Mollie sa che Ernest l’avvicina più per i soldi che possiede che per il piacere della sua compagnia e, forse peccando di superbia, gioca volentieri con lui, lo accoglie in casa contro gli avvertimenti delle sorelle — va detto che neanche loro fanno scelte tanto più sagge delle sue in termini di mariti. L’interpretazione di Lily Gladstone avrebbe meritato più spazio. Lascia senza parola la sua capacità di comunicare attraverso sguardi duri, sorrisi enigmatici e una presenza monolitica. Piegata dal dolore e debilitata dal diabete, vediamo Mollie incassare una morte sull’altra, aggiungerle a un conto sempre più lungo che i bianchi, così sembra, non ripagheranno mai. Come la nazione che rappresenta, viene da chiedersi: perché sceglie consapevolmente di non vedere e sentire? Perché non fa qualcosa per fermare Ernest invece di subire passivamente la fine della sua gente? Perché gli Osage rinunciano a priori a reagire?
Luci e ombre di Killers of the Flower Moon
Passano all’incirca due ora e mezza quando ‘i buoni’ fanno la loro comparsa. In Killers of the Flower Moon la giustizia arriva in ritardo per chi non è dalla parte giusta della Storia, quella dei conquistatori, dei carnefici, degli assassini. In questo senso, il film riprende il tema del rapporto fra perseguitato e persecutore di un altro film di Scorsese, Silence, sulla persecuzione dei cristiani in Giappone (anche se qui bisogna chiedersi chi è chi).

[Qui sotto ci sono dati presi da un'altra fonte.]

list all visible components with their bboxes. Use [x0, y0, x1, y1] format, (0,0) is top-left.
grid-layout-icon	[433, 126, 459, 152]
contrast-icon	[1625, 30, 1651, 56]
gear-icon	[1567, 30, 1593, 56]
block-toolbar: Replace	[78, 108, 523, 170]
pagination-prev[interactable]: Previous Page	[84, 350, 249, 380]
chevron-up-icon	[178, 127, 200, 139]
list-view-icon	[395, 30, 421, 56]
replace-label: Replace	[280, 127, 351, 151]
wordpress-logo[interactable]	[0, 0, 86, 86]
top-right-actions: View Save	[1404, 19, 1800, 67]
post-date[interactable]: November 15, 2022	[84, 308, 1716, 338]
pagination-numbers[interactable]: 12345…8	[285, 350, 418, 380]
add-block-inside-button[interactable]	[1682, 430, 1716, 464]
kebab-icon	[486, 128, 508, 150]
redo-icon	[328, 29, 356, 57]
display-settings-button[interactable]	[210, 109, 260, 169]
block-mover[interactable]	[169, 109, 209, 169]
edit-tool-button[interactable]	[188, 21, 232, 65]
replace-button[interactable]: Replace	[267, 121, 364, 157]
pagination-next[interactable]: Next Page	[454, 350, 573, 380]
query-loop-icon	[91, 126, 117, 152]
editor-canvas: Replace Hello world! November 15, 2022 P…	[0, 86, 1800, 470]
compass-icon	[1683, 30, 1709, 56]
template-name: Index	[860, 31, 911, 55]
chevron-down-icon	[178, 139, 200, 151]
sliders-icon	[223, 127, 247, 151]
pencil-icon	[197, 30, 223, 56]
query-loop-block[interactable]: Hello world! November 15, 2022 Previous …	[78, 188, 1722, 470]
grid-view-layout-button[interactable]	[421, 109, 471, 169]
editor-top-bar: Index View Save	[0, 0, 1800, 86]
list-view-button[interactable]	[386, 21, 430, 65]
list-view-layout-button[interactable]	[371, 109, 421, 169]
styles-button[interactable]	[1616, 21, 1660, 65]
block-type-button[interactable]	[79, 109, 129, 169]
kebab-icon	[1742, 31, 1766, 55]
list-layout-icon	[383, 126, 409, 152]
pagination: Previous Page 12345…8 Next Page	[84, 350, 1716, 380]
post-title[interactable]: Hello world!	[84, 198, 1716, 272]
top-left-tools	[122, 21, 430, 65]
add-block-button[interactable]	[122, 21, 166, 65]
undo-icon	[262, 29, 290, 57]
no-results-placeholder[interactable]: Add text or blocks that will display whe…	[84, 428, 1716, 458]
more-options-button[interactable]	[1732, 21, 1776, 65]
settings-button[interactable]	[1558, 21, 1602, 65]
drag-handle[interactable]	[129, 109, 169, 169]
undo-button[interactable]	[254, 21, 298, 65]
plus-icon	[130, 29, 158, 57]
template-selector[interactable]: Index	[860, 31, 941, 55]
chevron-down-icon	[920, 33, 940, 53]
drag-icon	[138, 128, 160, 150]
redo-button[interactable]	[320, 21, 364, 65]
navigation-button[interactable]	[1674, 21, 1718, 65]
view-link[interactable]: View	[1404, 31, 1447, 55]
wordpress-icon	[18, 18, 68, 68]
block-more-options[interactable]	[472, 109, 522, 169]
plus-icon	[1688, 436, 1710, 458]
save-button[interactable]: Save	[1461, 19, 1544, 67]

Scorsese dichiarò ai tempi dell’uscita che Killers of the Flower Moon sarebbe stato girato in quei luoghi dell’Oklahoma in cui gli eventi del film sono realmente accaduti. Si percepisce l’intento, da parte sua, di gettare luce sulle radici controverse della società americana. L’uso di luci e ombre ricorda i quadri del Caravaggio per il modo in cui i volti illuminati dei colpevoli di questo massacro silenzioso emergono dall’oscurità che li circonda. Eppure, sebbene Killers of the Flower Moon sia un film sull’avidità e sulla verità dietro la mitologia della frontiera, segue con un piacere quasi morboso la caduta del carnefice. Nella narrazione fatta da Scorsese gli Osage sono inermi, incapaci di agire, per cui Killers of the Flower Moon denuncia (e si scusa?) la tragedia di un popolo, ma non rende davvero giustizia a quel popolo.